Click the star to add/remove an item to/from your individual schedule.
You need to be logged in to avail of this functionality, and to see the links to virtual rooms.

Accepted Paper:

Ethnonationalism and immigration: Abe opening Japan for non-highly skilled foreign workers  
David Chiavacci (University of Zurich)

Send message to Author

Paper short abstract:

The 2018/2019 immigration reform under an (ethno-)nationalistic Prime Minister like Shinzo Abe is puzzling. This paper analyzes the reform and shows how it was realized through a concentration of decision-making power combined with an ideational window of opportunity.

Paper long abstract:

In 2018/2019, the Abe government introduced a new reform in Japan’s immigration policy, which included two new visa categories and a quota system for non-highly qualified foreign workers and established the Immigration Services Agency (ISA) as new government organization responsible for Japan’s admission and integration policy. This reform is not the big bang in Japan’s immigration policy as it does not imply a sudden deregulation of immigration. Still, the speed and scope of this reform is surprising, especially in view of persistent standstill in immigration policy concerning non-highly qualified foreign workers over decades despite far-reaching proposals and heated debates. That this reform was realized under the leadership of Shinzo Abe, although he has often been described and criticized as an (ethno-)nationalist, makes it at first sight even more puzzling. In fact, since the internationalization of higher education under Yasuhiro Nakason in the early 1980s, no other reform has opened Japan potentially so much to additional immigration like the 2018/2019 reform under Abe. It is not without irony that Abe and Nakasone, of all people, as the two prime ministers said to have the strongest ethno-nationalist convictions in the last 40 years, have opened Japan most to immigration through reforms.
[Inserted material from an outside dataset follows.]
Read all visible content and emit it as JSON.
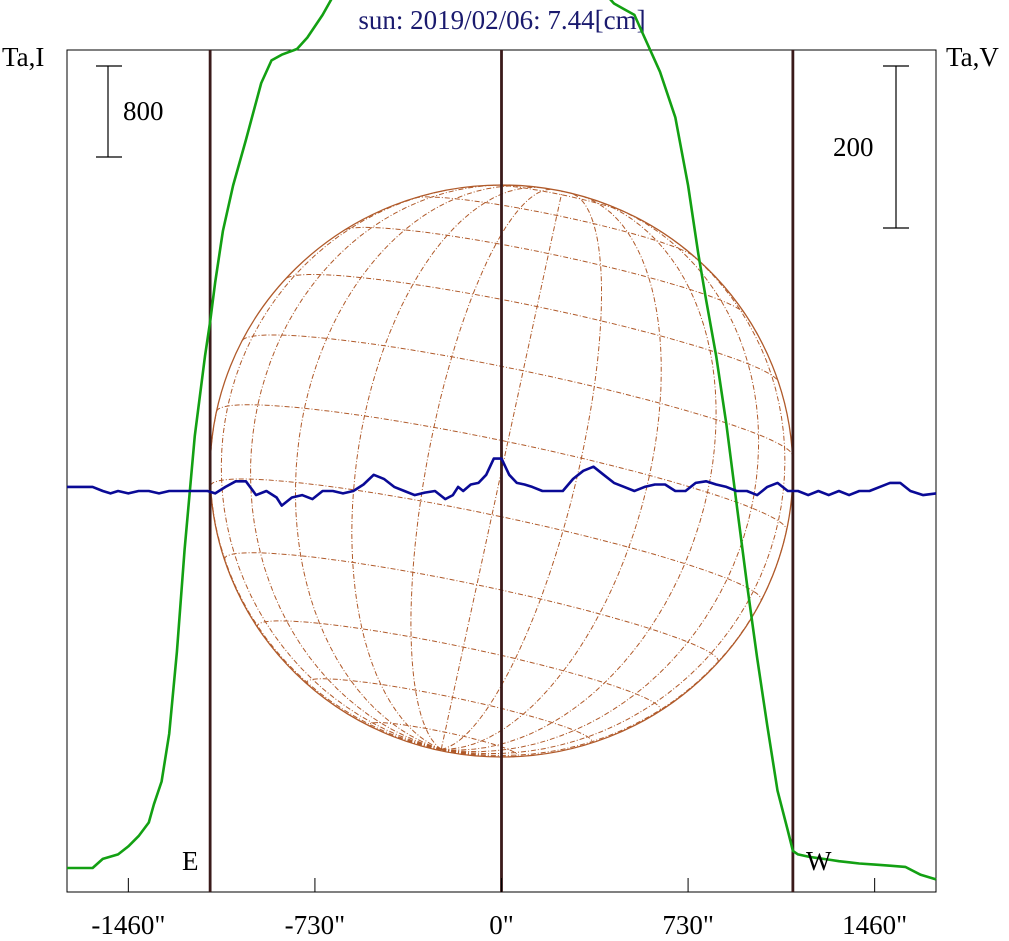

This paper analyzes comparatively the ideational frames and institutional setting of the 2018/2019 reform. In a nutshell, it argues that Japan’s immigration policy is not marked by a dominance of ethnonationalism as often assumed but is characterized by a diversity of ideational frames and institutional fragmentation that led to a persistent standstill over decades. A concentration of decision-making power combined with an ideational window of opportunity in the late-2010s allowed the Abe government to realize of this far-reaching reform.